Composer: BRITTEN, Benjamin
  • Britten originally wrote this set of variations on a theme by Purcell for an educational film commissioned by the British Ministry of Education. The film was called The Instruments of the Orchestra, and was released in 1945.1
  • Britten adapted his music for the film into a concert work entitled The Young Person’s Guide to the Orchestra: Variations and Fugue on a Theme of Henry Purcell, Op. 34. The spoken text for this version was by theatrical director (and Britten’s librettist for Albert Herring), Eric Crozier.2
    • The concert version premiered in Liverpool on October 15, 1946, performed by the Liverpool Philharmonic and directed by Malcolm Sargent.
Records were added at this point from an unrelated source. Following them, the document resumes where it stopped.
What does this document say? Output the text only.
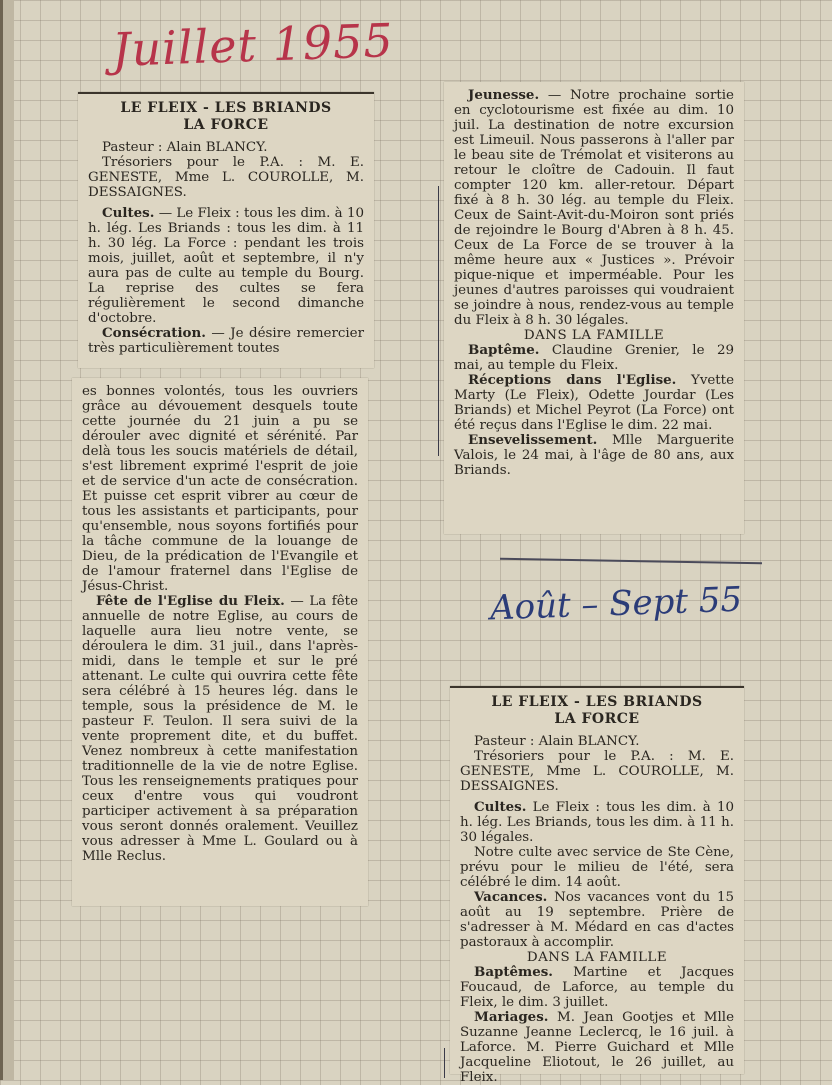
Juillet 1955

LE FLEIX - LES BRIANDS

LA FORCE

Pasteur : Alain BLANCY.

Trésoriers pour le P.A. : M. E. GENESTE, Mme L. COUROLLE, M. DESSAIGNES.

Cultes. — Le Fleix : tous les dim. à 10 h. lég. Les Briands : tous les dim. à 11 h. 30 lég. La Force : pendant les trois mois, juillet, août et septembre, il n'y aura pas de culte au temple du Bourg. La reprise des cultes se fera régulièrement le second dimanche d'octobre.

Consécration. — Je désire remercier très particulièrement toutes

es bonnes volontés, tous les ouvriers grâce au dévouement desquels toute cette journée du 21 juin a pu se dérouler avec dignité et sérénité. Par delà tous les soucis matériels de détail, s'est librement exprimé l'esprit de joie et de service d'un acte de consécration. Et puisse cet esprit vibrer au cœur de tous les assistants et participants, pour qu'ensemble, nous soyons fortifiés pour la tâche commune de la louange de Dieu, de la prédication de l'Evangile et de l'amour fraternel dans l'Eglise de Jésus-Christ.

Fête de l'Eglise du Fleix. — La fête annuelle de notre Eglise, au cours de laquelle aura lieu notre vente, se déroulera le dim. 31 juil., dans l'après-midi, dans le temple et sur le pré attenant. Le culte qui ouvrira cette fête sera célébré à 15 heures lég. dans le temple, sous la présidence de M. le pasteur F. Teulon. Il sera suivi de la vente proprement dite, et du buffet. Venez nombreux à cette manifestation traditionnelle de la vie de notre Eglise. Tous les renseignements pratiques pour ceux d'entre vous qui voudront participer activement à sa préparation vous seront donnés oralement. Veuillez vous adresser à Mme L. Goulard ou à Mlle Reclus.

Jeunesse. — Notre prochaine sortie en cyclotourisme est fixée au dim. 10 juil. La destination de notre excursion est Limeuil. Nous passerons à l'aller par le beau site de Trémolat et visiterons au retour le cloître de Cadouin. Il faut compter 120 km. aller-retour. Départ fixé à 8 h. 30 lég. au temple du Fleix. Ceux de Saint-Avit-du-Moiron sont priés de rejoindre le Bourg d'Abren à 8 h. 45. Ceux de La Force de se trouver à la même heure aux « Justices ». Prévoir pique-nique et imperméable. Pour les jeunes d'autres paroisses qui voudraient se joindre à nous, rendez-vous au temple du Fleix à 8 h. 30 légales.

DANS LA FAMILLE

Baptême. Claudine Grenier, le 29 mai, au temple du Fleix.

Réceptions dans l'Eglise. Yvette Marty (Le Fleix), Odette Jourdar (Les Briands) et Michel Peyrot (La Force) ont été reçus dans l'Eglise le dim. 22 mai.

Ensevelissement. Mlle Marguerite Valois, le 24 mai, à l'âge de 80 ans, aux Briands.

Août – Sept 55

LE FLEIX - LES BRIANDS

LA FORCE

Pasteur : Alain BLANCY.

Trésoriers pour le P.A. : M. E. GENESTE, Mme L. COUROLLE, M. DESSAIGNES.

Cultes. Le Fleix : tous les dim. à 10 h. lég. Les Briands, tous les dim. à 11 h. 30 légales.

Notre culte avec service de Ste Cène, prévu pour le milieu de l'été, sera célébré le dim. 14 août.

Vacances. Nos vacances vont du 15 août au 19 septembre. Prière de s'adresser à M. Médard en cas d'actes pastoraux à accomplir.

DANS LA FAMILLE

Baptêmes. Martine et Jacques Foucaud, de Laforce, au temple du Fleix, le dim. 3 juillet.

Mariages. M. Jean Gootjes et Mlle Suzanne Jeanne Leclercq, le 16 juil. à Laforce. M. Pierre Guichard et Mlle Jacqueline Eliotout, le 26 juillet, au Fleix.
  • The theme of the work is a Rondeau from Purcell’s suite of incidental music for the play Abdelazer, or The Moor’s Revenge by Aphra Behn.3

Sources

  1.  Jennifer Doctor et al, “Britten, (Edward) Benjamin,” Grove Music Online (2001), accessed February 18, 2021,  https://www.oxfordmusiconline.com/grovemusic/view/10.1093/gmo/9781561592630.001.0001/omo-9781561592630-e-0000046435.
  2. Ibid.
  3.  Keith Anderson, liner notes to Britten: The Young Person’s Guide to the Orchestra et al, English Chamber Orchestra, London Symphony Orchestra, Steuart Bedford, Naxos 8.557200, CD, 2006.